Friday, June 29, 2007

UK infrastructure damage from flooding

Guardian, UK: The government was today accused of underestimating the scale of the floods that have swamped many parts of Britain after new figures showed as many as 3,500 people have been rescued by the fire service in the past few days.

The rescue effort was described as the biggest in peacetime Britain as another body, the sixth, was pulled from flood waters. Police divers recovered the body after reports that a man, believed to have been aged around 60, had fallen from a dinghy in Torksey, Lincolnshire.

Official data revealed that the fire service received more than 7,300 calls to flood-related incidents on Monday and Tuesday in England and Wales. The majority of the incidents were in Humberside, Yorkshire, Shropshire, Nottinghamshire and Gloucestershire….The Fire Brigades Union said its own research revealed that fire crews were working "to the point of collapse".

"The government has not understood the scale, gravity and severity of what has happened," the union's general secretary, Matt Wrack, said. "We have witnessed the biggest rescue effort in peacetime Britain by our emergency services, and it's not over yet.

Today, the head of the Environment Agency, Lady Young, described this week's floods as "a one in 150-year event". "No amount of flood defence preparation can withstand these very extreme events," she told the BBC. "We need more investment in flood defences and to think hard about building on flood plains."
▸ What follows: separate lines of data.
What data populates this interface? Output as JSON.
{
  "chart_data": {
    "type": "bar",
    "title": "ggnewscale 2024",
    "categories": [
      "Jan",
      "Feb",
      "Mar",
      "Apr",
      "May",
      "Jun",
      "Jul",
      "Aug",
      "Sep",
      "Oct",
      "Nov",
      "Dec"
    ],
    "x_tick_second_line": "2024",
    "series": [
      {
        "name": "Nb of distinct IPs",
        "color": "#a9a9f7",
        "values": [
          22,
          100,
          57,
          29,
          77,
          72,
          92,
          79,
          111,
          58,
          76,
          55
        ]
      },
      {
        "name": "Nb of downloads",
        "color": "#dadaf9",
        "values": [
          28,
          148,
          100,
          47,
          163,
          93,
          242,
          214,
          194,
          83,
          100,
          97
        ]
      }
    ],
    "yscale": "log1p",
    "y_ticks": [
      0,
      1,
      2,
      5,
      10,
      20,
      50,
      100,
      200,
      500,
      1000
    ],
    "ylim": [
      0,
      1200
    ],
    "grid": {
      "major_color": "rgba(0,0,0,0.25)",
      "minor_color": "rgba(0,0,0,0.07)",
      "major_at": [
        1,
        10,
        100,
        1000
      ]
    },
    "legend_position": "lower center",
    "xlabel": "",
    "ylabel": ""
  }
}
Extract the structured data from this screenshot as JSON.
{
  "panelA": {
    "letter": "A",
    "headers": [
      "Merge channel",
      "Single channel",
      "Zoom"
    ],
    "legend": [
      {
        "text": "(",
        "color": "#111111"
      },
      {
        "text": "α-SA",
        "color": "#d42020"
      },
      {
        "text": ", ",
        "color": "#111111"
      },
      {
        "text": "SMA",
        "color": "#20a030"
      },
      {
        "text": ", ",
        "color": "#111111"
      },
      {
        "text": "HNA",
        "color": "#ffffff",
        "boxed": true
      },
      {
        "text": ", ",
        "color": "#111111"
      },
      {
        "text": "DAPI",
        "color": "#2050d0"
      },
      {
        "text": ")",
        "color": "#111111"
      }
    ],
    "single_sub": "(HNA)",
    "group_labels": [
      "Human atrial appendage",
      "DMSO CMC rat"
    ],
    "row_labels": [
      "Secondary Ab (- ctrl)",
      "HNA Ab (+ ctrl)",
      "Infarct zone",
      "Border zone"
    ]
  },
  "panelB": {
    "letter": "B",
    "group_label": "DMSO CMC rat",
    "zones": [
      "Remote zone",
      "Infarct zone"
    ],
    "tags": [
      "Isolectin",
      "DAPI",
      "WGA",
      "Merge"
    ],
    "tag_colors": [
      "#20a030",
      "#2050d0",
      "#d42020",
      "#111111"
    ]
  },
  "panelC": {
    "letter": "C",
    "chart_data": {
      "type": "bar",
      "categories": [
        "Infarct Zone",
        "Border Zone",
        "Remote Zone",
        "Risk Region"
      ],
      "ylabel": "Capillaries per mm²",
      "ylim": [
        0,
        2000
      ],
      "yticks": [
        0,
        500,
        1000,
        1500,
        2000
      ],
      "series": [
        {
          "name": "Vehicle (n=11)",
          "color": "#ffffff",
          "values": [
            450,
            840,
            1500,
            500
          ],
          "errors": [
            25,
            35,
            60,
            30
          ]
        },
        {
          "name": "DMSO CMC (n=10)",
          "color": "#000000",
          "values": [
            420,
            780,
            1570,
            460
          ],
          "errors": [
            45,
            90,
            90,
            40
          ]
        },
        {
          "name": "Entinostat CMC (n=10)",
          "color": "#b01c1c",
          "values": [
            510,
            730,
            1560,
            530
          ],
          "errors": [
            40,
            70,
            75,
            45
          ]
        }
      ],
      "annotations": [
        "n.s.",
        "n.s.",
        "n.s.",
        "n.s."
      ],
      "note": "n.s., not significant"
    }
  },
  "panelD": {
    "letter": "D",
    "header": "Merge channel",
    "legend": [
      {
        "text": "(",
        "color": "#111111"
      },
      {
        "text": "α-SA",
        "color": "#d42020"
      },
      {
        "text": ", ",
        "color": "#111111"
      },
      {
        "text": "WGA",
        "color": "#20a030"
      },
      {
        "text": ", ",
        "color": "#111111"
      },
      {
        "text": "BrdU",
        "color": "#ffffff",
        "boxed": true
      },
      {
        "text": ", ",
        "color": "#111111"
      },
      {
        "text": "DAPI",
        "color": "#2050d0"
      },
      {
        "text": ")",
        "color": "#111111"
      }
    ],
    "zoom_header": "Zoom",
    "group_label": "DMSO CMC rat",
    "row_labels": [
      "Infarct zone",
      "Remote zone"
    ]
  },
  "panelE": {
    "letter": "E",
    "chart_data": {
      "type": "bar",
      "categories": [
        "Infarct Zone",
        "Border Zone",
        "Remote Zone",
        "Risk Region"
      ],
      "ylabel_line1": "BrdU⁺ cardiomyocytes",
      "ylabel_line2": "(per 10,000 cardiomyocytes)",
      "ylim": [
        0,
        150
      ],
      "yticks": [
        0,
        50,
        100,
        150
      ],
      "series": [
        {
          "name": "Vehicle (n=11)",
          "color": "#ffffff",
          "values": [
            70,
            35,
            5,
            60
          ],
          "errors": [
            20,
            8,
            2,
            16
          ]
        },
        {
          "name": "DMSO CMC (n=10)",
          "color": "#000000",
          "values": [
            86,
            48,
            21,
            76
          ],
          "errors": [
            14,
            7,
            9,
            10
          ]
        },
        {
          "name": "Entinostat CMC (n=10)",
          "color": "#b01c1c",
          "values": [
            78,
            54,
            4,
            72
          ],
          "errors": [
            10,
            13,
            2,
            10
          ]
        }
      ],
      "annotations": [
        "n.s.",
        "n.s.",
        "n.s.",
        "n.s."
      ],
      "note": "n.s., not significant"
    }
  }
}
She said this week's havoc was not caused by the failure of flood defences but by their "overtopping".

Mark Whyman, the assistant chief constable of South Yorkshire police, called for people to save electricity and share cars to reduce the strain on the county's "significantly damaged" infrastructure. He said the utility companies were working to restore services and some roads had "structural problems which would take some time to repair".